メインプロットは「犯人は誰なのか?」「旅行者はなぜ逮捕されようとしてるのか?」を明らかにしていくというものです。しかし、旅行者が自分に不利な偽りの供述を繰り出してしまいます。そんな彼の逮捕を善意から阻もうとする通訳は、どうも偽りらしい彼の日本語の供述を、更に偽って荒唐無稽なストーリーを英語ででっち上げます。そしてそれを警部に聞かせるのですが、警部はそれが信じられないものだから苛立ちを増して旅行者を問い詰め、旅行者はさらに供述をヒートアップさせていく…という様相で、会話のすれ違いがややこしく積みあがっていきます。要旨を切り出すだけでも複雑な会話劇ですが、その会話を面白くおかしく身ぶり・話しぶりで作り上げていく三者のぶつかり合いが熱いです。
こうしたメインプロットに加えて、アメリカに暮らす2人の背景がもたらすサブプロットにも引き込まれます。日本からはるばる渡米して異国の地で生きていこうとする通訳者や、ここが母国のはずなのにその母国に馴染もうとする移民2世の警部の葛藤が、旅行者との交流をきっかけに紡ぎ出されてくるのです。

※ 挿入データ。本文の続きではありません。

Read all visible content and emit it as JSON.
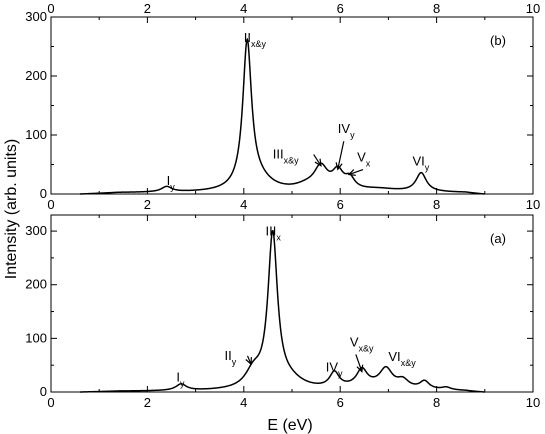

通訳の「中途半端な言語」:英語学習者として、故郷を思う者として

後半はたったの一言で事態が大転換して、そこからは息もつかないことになっていきます。ここですごく印象に残ったのは、通訳者がその中で突きつけられた「二重の意味(鹿児島方言+英語)で中途半端な話者」としての問題で、何だか共感してしまいました。
個人的な話ですが私は英語を学ぶ身で、英語が使われる世界にぼんやりとした憧憬を抱き、そして留学経験を経て少しだけ英語が使えるようになっています。だからといって英語圏で現地の人のように生きていくことはできません。また私は今は関東で暮らしていますが、元々のルーツは仙台・宮城であり、そこでは祖父母やその周りの人たちがコテコテの方言を話して生活しています。東京で働きつつ、時々は望郷の念や懐かしさに駆られることもありますが、本当の意味で私が祖父母のように生きていくことはきっとできないのだと思っています。
話を戻すと、こうした場面で通訳者の演技をしてみせた柿澤さんの、明るさ・エネルギッシュさの中に見え隠れするイノセントな憂愁や、内にこもる葛藤にすごく惹き込まれました柿澤さんのことを知ったのは『鎌倉殿の13人』に出てきた鎌倉殿・源実朝の柔和な姿でだったのですが、こんな役もできるのですね。次に彼が主演する『ハムレット』も観に行く予定なので、とても楽しみです。
それと、これは蛇足ですがパチンコが通訳の「中途半端に熟達した言語」のアレゴリーになっているのかなと思いました。

宮沢さんのどんどんボロを出していく警部役、迫田さんの真実の見えにくい怪演も光っていました。大河の3人のこんな共演を見られて、そうした意味でも嬉しかったです。